Ketua Umum PHRI Hariyadi Sukamdani mengatakan dampak penyebaran virus koronan sudah mulai terasa dan terlihat dari rendahnya okupansi hotel di Jakarta yang saat ini sekitar 30 persen, sementara okupansi hotel di Bali hanya 20 persen, khususnya pada daerah yang banyak dikunjungi individual traveler atau wisatawan personal seperti Kuta, Sanur, Legian, Ubud, dan Jimbaran.

Pelaku usaha hotel dan restoran menurut Hariyadi, terpaksa harus menyiasati dengan melakukan pengurangan tenaga kerja, khususnya tenaga kerja harian, serta mengurangi hari kerja karyawan tetap untuk mengurangi beban dari gaji karyawan di tengah kondisi saat ini.
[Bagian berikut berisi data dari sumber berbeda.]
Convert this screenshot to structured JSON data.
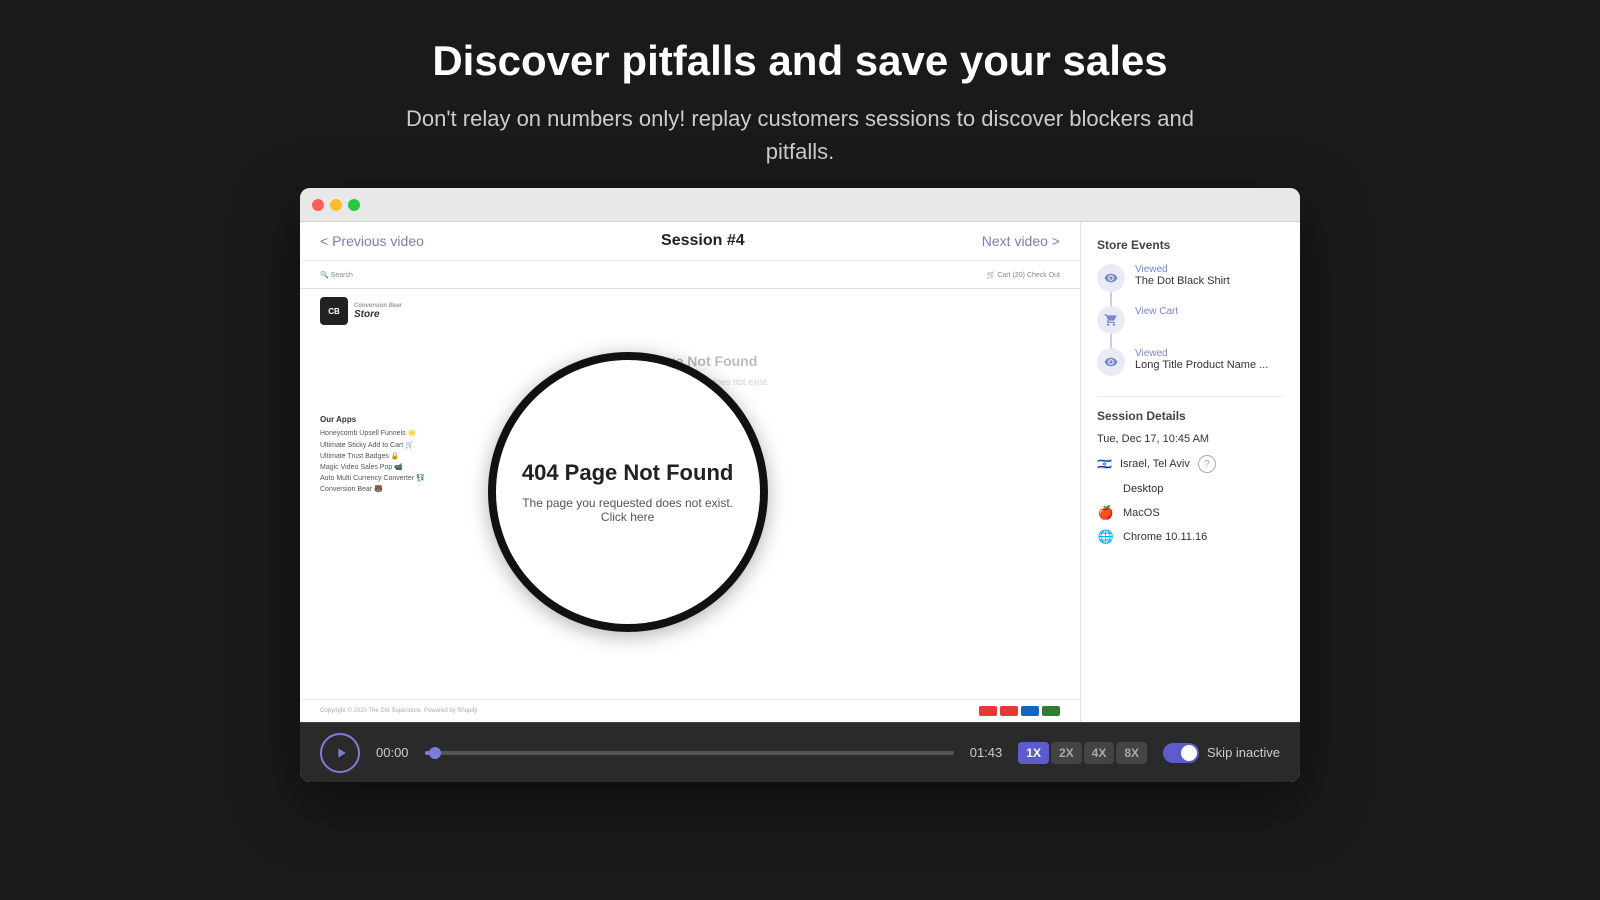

Pengurangan jumlah pegawai tersebut menurut Hariyadi juga bisa berdampak pada penurunan daya beli masyarakat sehingga tingkat konsumsi rumah tangga juga melemah.

Minimnya aktivitas masyarakat di luar rumah secara otomatis akan memukul konsumsi rumah tangga.

Tidak hanya konsumsi, pandemik Covid-19 juga telah membuat nilai tukar rupiah ambles hingga ke level Rp16.898 per dolar AS, sempat menyentuh angka Rp17.000 per dolar AS dan IHSG berada di level 4.000 serta berpotensi untuk kembali melemah.

Tidak tertutup kemungkinan melewati Rp20.000 per dollar AS pada tahun ini, jika tidak ada kebijakan besar yang dilakukan untuk mengatasi wabah covid-19 dan kebijakan fiskal.

Instruksi Presiden untuk realokasi anggaran APBN

Sementara itu, pada hari Ahad 22 Maret Presiden Joko Widodo sudah menandatangani Instruksi Presiden nomor 4 tahun 2020 tentang refocusing kegiatan, realokasi anggaran, serta pengadaan barang dan jasa dalam rangka percepatan penanganan Covid-19.

Dengan adanya Inpres tersebut, maka kementerian/lembaga diminta untuk mengutamakan alokasi anggaran untuk mempercepat penanganan Covid-19.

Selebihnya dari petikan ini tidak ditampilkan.